Explicada no por las palabras del narrador ni por el actuar del propio Michael K, sino por un personaje-narrador que aparece abruptamente y que, si no fuera Coetzee quien escribe, podría incluso parecer innecesario: el médico que cuida al enfermo.
—”Me habían enseñado que el cuerpo solo quiere vivir. El suicidio, según tenía entendido, no es un acto del cuerpo contra sí mismo, sino de la voluntad contra el cuerpo. Pero ante mí tenía un cuerpo que iba a morir sin cambiar de naturaleza”—.
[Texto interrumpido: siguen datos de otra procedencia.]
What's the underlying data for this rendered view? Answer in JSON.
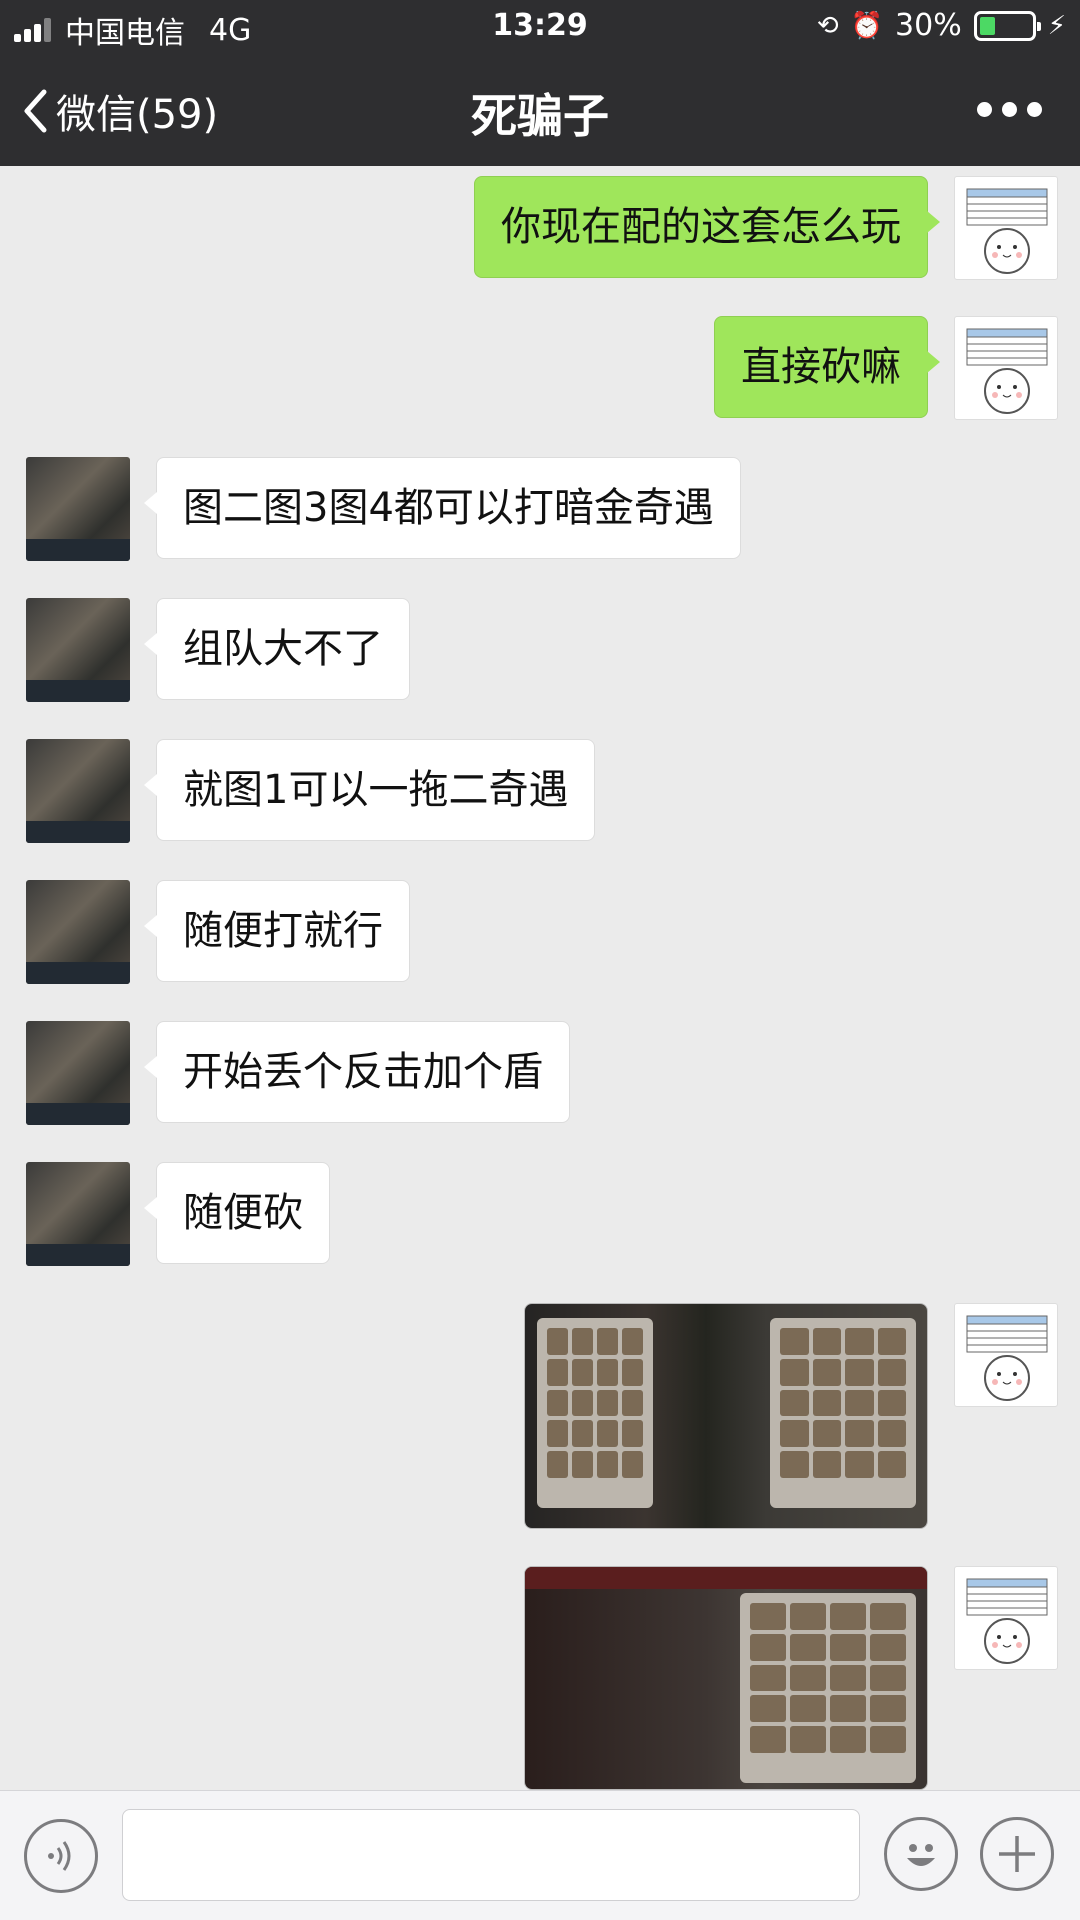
{
  "status_bar": {
    "carrier": "中国电信",
    "network": "4G",
    "time": "13:29",
    "battery_percent": "30%",
    "battery_level": 0.3
  },
  "nav": {
    "back_label": "微信(59)",
    "title": "死骗子"
  },
  "messages": [
    {
      "side": "out",
      "text": "你现在配的这套怎么玩"
    },
    {
      "side": "out",
      "text": "直接砍嘛"
    },
    {
      "side": "in",
      "text": "图二图3图4都可以打暗金奇遇"
    },
    {
      "side": "in",
      "text": "组队大不了"
    },
    {
      "side": "in",
      "text": "就图1可以一拖二奇遇"
    },
    {
      "side": "in",
      "text": "随便打就行"
    },
    {
      "side": "in",
      "text": "开始丢个反击加个盾"
    },
    {
      "side": "in",
      "text": "随便砍"
    },
    {
      "side": "out",
      "image": "game-screenshot-1"
    },
    {
      "side": "out",
      "image": "game-screenshot-2"
    }
  ],
  "input_bar": {
    "voice_icon": "voice-icon",
    "emoji_icon": "emoji-icon",
    "plus_icon": "plus-icon"
  },
  "colors": {
    "nav_bg": "#2e2e30",
    "outgoing_bubble": "#9fe65b",
    "incoming_bubble": "#ffffff",
    "chat_bg": "#ebebeb"
  }
}
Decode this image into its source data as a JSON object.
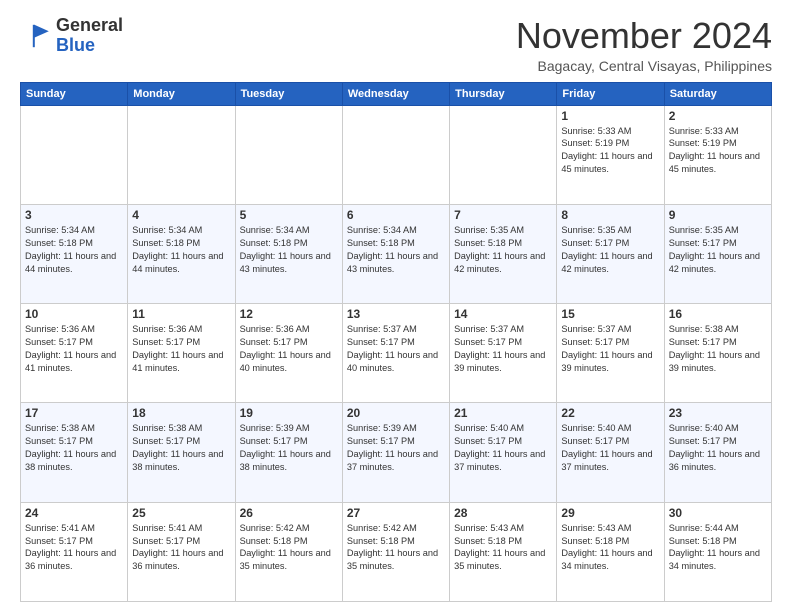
{
  "logo": {
    "general": "General",
    "blue": "Blue"
  },
  "header": {
    "month": "November 2024",
    "location": "Bagacay, Central Visayas, Philippines"
  },
  "weekdays": [
    "Sunday",
    "Monday",
    "Tuesday",
    "Wednesday",
    "Thursday",
    "Friday",
    "Saturday"
  ],
  "weeks": [
    [
      {
        "day": "",
        "sunrise": "",
        "sunset": "",
        "daylight": ""
      },
      {
        "day": "",
        "sunrise": "",
        "sunset": "",
        "daylight": ""
      },
      {
        "day": "",
        "sunrise": "",
        "sunset": "",
        "daylight": ""
      },
      {
        "day": "",
        "sunrise": "",
        "sunset": "",
        "daylight": ""
      },
      {
        "day": "",
        "sunrise": "",
        "sunset": "",
        "daylight": ""
      },
      {
        "day": "1",
        "sunrise": "Sunrise: 5:33 AM",
        "sunset": "Sunset: 5:19 PM",
        "daylight": "Daylight: 11 hours and 45 minutes."
      },
      {
        "day": "2",
        "sunrise": "Sunrise: 5:33 AM",
        "sunset": "Sunset: 5:19 PM",
        "daylight": "Daylight: 11 hours and 45 minutes."
      }
    ],
    [
      {
        "day": "3",
        "sunrise": "Sunrise: 5:34 AM",
        "sunset": "Sunset: 5:18 PM",
        "daylight": "Daylight: 11 hours and 44 minutes."
      },
      {
        "day": "4",
        "sunrise": "Sunrise: 5:34 AM",
        "sunset": "Sunset: 5:18 PM",
        "daylight": "Daylight: 11 hours and 44 minutes."
      },
      {
        "day": "5",
        "sunrise": "Sunrise: 5:34 AM",
        "sunset": "Sunset: 5:18 PM",
        "daylight": "Daylight: 11 hours and 43 minutes."
      },
      {
        "day": "6",
        "sunrise": "Sunrise: 5:34 AM",
        "sunset": "Sunset: 5:18 PM",
        "daylight": "Daylight: 11 hours and 43 minutes."
      },
      {
        "day": "7",
        "sunrise": "Sunrise: 5:35 AM",
        "sunset": "Sunset: 5:18 PM",
        "daylight": "Daylight: 11 hours and 42 minutes."
      },
      {
        "day": "8",
        "sunrise": "Sunrise: 5:35 AM",
        "sunset": "Sunset: 5:17 PM",
        "daylight": "Daylight: 11 hours and 42 minutes."
      },
      {
        "day": "9",
        "sunrise": "Sunrise: 5:35 AM",
        "sunset": "Sunset: 5:17 PM",
        "daylight": "Daylight: 11 hours and 42 minutes."
      }
    ],
    [
      {
        "day": "10",
        "sunrise": "Sunrise: 5:36 AM",
        "sunset": "Sunset: 5:17 PM",
        "daylight": "Daylight: 11 hours and 41 minutes."
      },
      {
        "day": "11",
        "sunrise": "Sunrise: 5:36 AM",
        "sunset": "Sunset: 5:17 PM",
        "daylight": "Daylight: 11 hours and 41 minutes."
      },
      {
        "day": "12",
        "sunrise": "Sunrise: 5:36 AM",
        "sunset": "Sunset: 5:17 PM",
        "daylight": "Daylight: 11 hours and 40 minutes."
      },
      {
        "day": "13",
        "sunrise": "Sunrise: 5:37 AM",
        "sunset": "Sunset: 5:17 PM",
        "daylight": "Daylight: 11 hours and 40 minutes."
      },
      {
        "day": "14",
        "sunrise": "Sunrise: 5:37 AM",
        "sunset": "Sunset: 5:17 PM",
        "daylight": "Daylight: 11 hours and 39 minutes."
      },
      {
        "day": "15",
        "sunrise": "Sunrise: 5:37 AM",
        "sunset": "Sunset: 5:17 PM",
        "daylight": "Daylight: 11 hours and 39 minutes."
      },
      {
        "day": "16",
        "sunrise": "Sunrise: 5:38 AM",
        "sunset": "Sunset: 5:17 PM",
        "daylight": "Daylight: 11 hours and 39 minutes."
      }
    ],
    [
      {
        "day": "17",
        "sunrise": "Sunrise: 5:38 AM",
        "sunset": "Sunset: 5:17 PM",
        "daylight": "Daylight: 11 hours and 38 minutes."
      },
      {
        "day": "18",
        "sunrise": "Sunrise: 5:38 AM",
        "sunset": "Sunset: 5:17 PM",
        "daylight": "Daylight: 11 hours and 38 minutes."
      },
      {
        "day": "19",
        "sunrise": "Sunrise: 5:39 AM",
        "sunset": "Sunset: 5:17 PM",
        "daylight": "Daylight: 11 hours and 38 minutes."
      },
      {
        "day": "20",
        "sunrise": "Sunrise: 5:39 AM",
        "sunset": "Sunset: 5:17 PM",
        "daylight": "Daylight: 11 hours and 37 minutes."
      },
      {
        "day": "21",
        "sunrise": "Sunrise: 5:40 AM",
        "sunset": "Sunset: 5:17 PM",
        "daylight": "Daylight: 11 hours and 37 minutes."
      },
      {
        "day": "22",
        "sunrise": "Sunrise: 5:40 AM",
        "sunset": "Sunset: 5:17 PM",
        "daylight": "Daylight: 11 hours and 37 minutes."
      },
      {
        "day": "23",
        "sunrise": "Sunrise: 5:40 AM",
        "sunset": "Sunset: 5:17 PM",
        "daylight": "Daylight: 11 hours and 36 minutes."
      }
    ],
    [
      {
        "day": "24",
        "sunrise": "Sunrise: 5:41 AM",
        "sunset": "Sunset: 5:17 PM",
        "daylight": "Daylight: 11 hours and 36 minutes."
      },
      {
        "day": "25",
        "sunrise": "Sunrise: 5:41 AM",
        "sunset": "Sunset: 5:17 PM",
        "daylight": "Daylight: 11 hours and 36 minutes."
      },
      {
        "day": "26",
        "sunrise": "Sunrise: 5:42 AM",
        "sunset": "Sunset: 5:18 PM",
        "daylight": "Daylight: 11 hours and 35 minutes."
      },
      {
        "day": "27",
        "sunrise": "Sunrise: 5:42 AM",
        "sunset": "Sunset: 5:18 PM",
        "daylight": "Daylight: 11 hours and 35 minutes."
      },
      {
        "day": "28",
        "sunrise": "Sunrise: 5:43 AM",
        "sunset": "Sunset: 5:18 PM",
        "daylight": "Daylight: 11 hours and 35 minutes."
      },
      {
        "day": "29",
        "sunrise": "Sunrise: 5:43 AM",
        "sunset": "Sunset: 5:18 PM",
        "daylight": "Daylight: 11 hours and 34 minutes."
      },
      {
        "day": "30",
        "sunrise": "Sunrise: 5:44 AM",
        "sunset": "Sunset: 5:18 PM",
        "daylight": "Daylight: 11 hours and 34 minutes."
      }
    ]
  ]
}
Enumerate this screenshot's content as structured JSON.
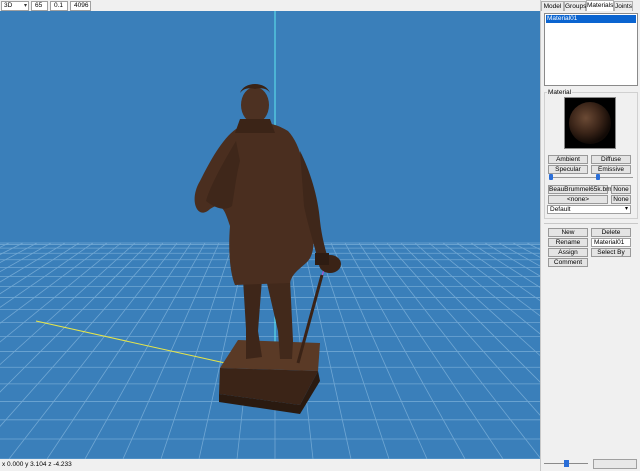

Un personaje-narrador que, como no vuelve a suceder en ningún libro del sudafricano, desentraña las motivaciones del otro, rompiendo una barrera que parecería inviolable, pero que en realidad tenía una grieta.
—"De manera escandalosa y ultrajante, esta alegoría revelaba hasta qué punto un significado puede alojarse en un sistema sin convertirse en parte de él"—.
Por suerte, además de lo que existe y lo que no debía existir, está lo que no existe. Y en esto Coetzee, como los escritores mayores, siempre será un maestro.
Y uno, simple relector, se quitará el casco, dejará la pala y el pico y esperará el siguiente libro, convencido de que, la mera lectura, será suficiente.